Émission TV France 2 (2006)

Ça bourdonnait... Ça bourdonnait beaucoup trop dans ma tête. Des bruits, un brouhaha plutôt. Puis des éclairs, des éclats de lumière qui traversaient mes paupières pourtant fermées. La tête commençait à me tourner, le sol semblait se dérober sous mes pieds. Je chutais.
Des applaudissements frénétiques et des sifflets stridents furent les premières choses qui perturbèrent le doux sommeil ouaté dans lequel mon corps d’albâtre était tombé. Une voix criarde affublée d'un léger zozotement assez énervant vint terminer le douloureux réveil de ma carcasse engourdie.
Ce bourdonnement insupportable qui forçait mon éveil, mêlé à cette voix désagréable que venait surligner à chaque fin de phrases une sorte de rire crétin un peu forcé m'extirpait par les cheveux de ma torpeur et me laissait ébaubi, les yeux encore mi-clos, face à ce qui pouvait ressembler, si l'on se fiait à la platitude des jeux de mots et à la mollesse de l'humour, à un monologue de Laurent Ruquier.

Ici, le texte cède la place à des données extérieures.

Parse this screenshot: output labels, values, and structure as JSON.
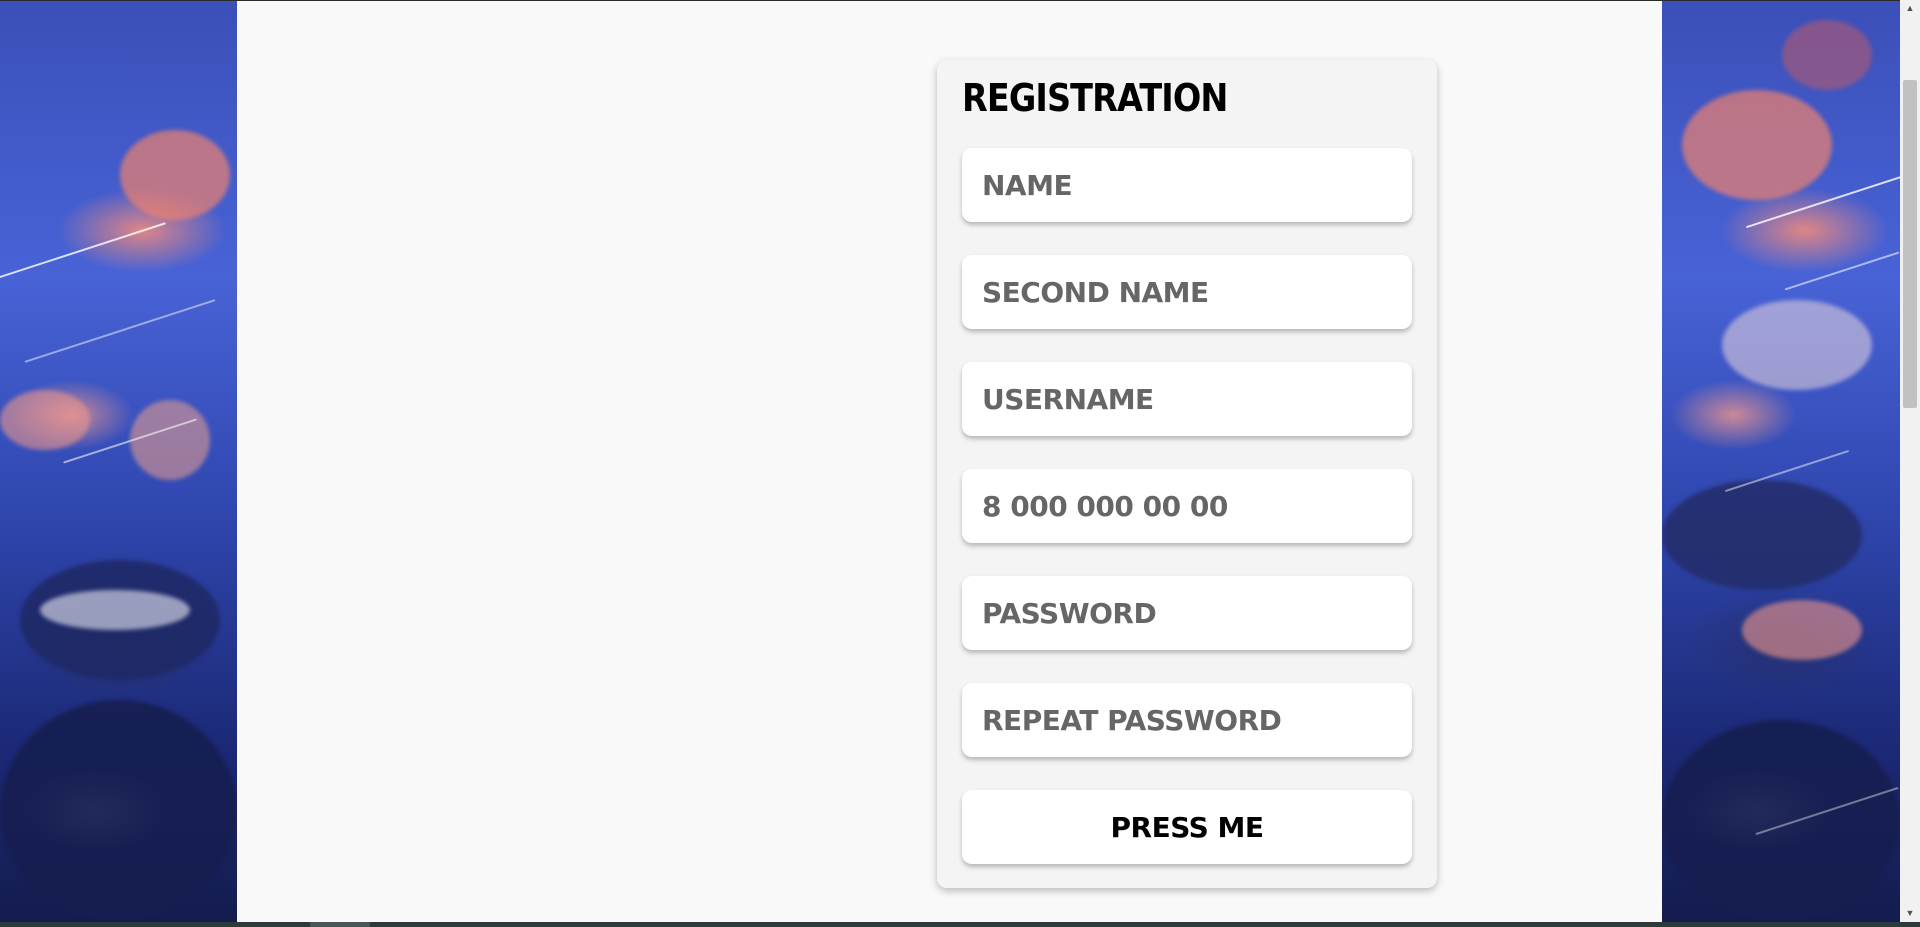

Oui mes amis. Laurent Ruquier !


Je ne sais comment cela c'est déroulé mais me voilà à moitié affalé sur un de ces gradins inconfortables entre une jeune fille à dreadlocks dont la digestion difficile faisait remonter de ses intestins vegans des relents de quinoa vinaigrés et de steak de soja parfumé au raz-al-hanout, et un sosie de Laurent Wauquiez dont l'haleine aigre et les dents jaunes qu'il arborait fièrement prouvaient sans équivoques son engagement chez Europe Écologie Les Verts.
J'émergeais difficilement sans la moindre idée de ma présence dans ce studio de télévision surchauffé.

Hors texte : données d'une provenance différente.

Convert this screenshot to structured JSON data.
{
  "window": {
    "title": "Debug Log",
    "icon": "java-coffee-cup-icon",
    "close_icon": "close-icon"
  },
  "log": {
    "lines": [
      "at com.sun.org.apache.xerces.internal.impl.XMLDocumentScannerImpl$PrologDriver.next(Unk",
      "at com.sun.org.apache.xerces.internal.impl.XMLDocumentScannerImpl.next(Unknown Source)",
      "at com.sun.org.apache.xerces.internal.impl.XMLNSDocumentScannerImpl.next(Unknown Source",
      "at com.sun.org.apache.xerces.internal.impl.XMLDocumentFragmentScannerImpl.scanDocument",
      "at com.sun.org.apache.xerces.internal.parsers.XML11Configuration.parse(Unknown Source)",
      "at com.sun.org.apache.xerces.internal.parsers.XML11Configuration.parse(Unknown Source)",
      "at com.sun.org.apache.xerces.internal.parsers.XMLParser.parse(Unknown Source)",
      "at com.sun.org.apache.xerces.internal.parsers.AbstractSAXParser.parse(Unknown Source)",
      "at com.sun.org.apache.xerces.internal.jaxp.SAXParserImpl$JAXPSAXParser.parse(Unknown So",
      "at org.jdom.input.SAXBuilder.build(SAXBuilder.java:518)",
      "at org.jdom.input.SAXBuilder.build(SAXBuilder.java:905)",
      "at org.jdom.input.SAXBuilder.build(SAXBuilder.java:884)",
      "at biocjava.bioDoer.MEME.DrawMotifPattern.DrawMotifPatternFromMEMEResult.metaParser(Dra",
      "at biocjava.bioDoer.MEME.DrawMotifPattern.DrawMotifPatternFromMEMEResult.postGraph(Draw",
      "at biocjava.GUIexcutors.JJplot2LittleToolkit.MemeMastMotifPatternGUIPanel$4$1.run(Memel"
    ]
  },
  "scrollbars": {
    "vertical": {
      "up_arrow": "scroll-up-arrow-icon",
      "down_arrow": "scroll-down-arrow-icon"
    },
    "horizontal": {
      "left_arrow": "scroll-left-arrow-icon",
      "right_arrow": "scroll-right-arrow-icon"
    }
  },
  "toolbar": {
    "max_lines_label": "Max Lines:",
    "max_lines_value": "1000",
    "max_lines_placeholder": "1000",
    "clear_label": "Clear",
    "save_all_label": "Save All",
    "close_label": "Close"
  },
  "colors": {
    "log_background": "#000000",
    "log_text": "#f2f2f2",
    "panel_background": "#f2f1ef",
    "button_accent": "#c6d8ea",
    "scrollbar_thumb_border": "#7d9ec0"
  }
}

Je parvins tant bien que mal à me redresser sur mon siège et me mis à écouter d'une oreille distraite les calembours rances de l'animateur de France 2.
Une interminable litanie fadasse, se voulant drôle, sur quelques vedettes du moment, hommes politique ou stars de télévision, que l'ami Laurent énonçait de sa voix grêle annonçait le début de l'émission-phare de la seconde partie de soirée du samedi. Les blagues périmées fusaient de la bouche d'un Ruquier fier de lui et déclenchaient à chaque fois une salve d'applaudissements obligatoires.
Après cette sorte d'introduction sous forme de stand-up, où le chansonnier à lunettes de France 2 en grande forme faisait rimer "Macron" et "Macaron" et "Castaner" avec "Castagnette"; place maintenant au talk-show du soir.
C'est au son d'un jingle Pop-Rock vieux de quinze piges que les invités du jour pénétraient sur le plateau. En voyant les invités patienter nerveusement, se regardant dans le blanc des yeux et n'osant rien dire, je sus qu'il se passait quelque chose d'étrange. Le teint pâle, les yeux baissés et les épaules voutées, les célébrités conviées au show du samedi soir de France 2 rentraient dans cette arène de néons et de plexiglas comme leurs ancêtres Chrétiens rentraient dans les arènes Romaines de la Haute- Antiquité: Avec cette putain de peur d'être bouffé tout cru.


Assis au centre de cette arène factice, Laurent Ruquier tel un Néron myope comme une taupe et encarté au Parti Socialiste régnait sur ce petit peuple télévisé et s'apprêtait à lancer les hostilités.
Sur la droite du plateau étaient assis, le regard fixe, les deux chroniqueurs vedettes de l'émission. Le duo infernal de cette saison se composait de Yann Moix et Christine Angot. Deux écrivains de télévision, deux auteurs de sitcoms en format "poche" placés en procureurs généraux au milieu de ce tribunal de l'entertainment.
Entre deux applaudissements préfabriqués, Ruquier présentait en riant ses nombreux invités du soir. Les têtes d'affiches du moments côtoyaient quelques hommes politiques assoupis et autres humoristes ringards venus vendre leur soupe aux navets. Titoff, Christophe Willem, Phillippe Lellouche, Sheila et quelques autres attendaient, tremblants, que les interviews commencent.
"- Il commence la politique au début des années 90 en devenant Président du Mouvement des Jeunes socialistes, devient membre du gouvernement Ayrault en 2012, puis candidat à la présidentielle de 2017 en battant Manuel Valls à la primaire Socialiste. Notre invité politique de la semaine est.... Benoît Hamon. On l'applaudit bien fort."
Hamon faisait son apparition sur l'escalier d'ONPC et venait rejoindre les nombreux invités sur le plateau. Ruquier fit un bref récapitulatif de la carrière du Socialiste Breton en énumérant ses divers faits d'armes puis lança les hostilités en abandonnant le brave Benoît à ses deux chroniqueurs écumants.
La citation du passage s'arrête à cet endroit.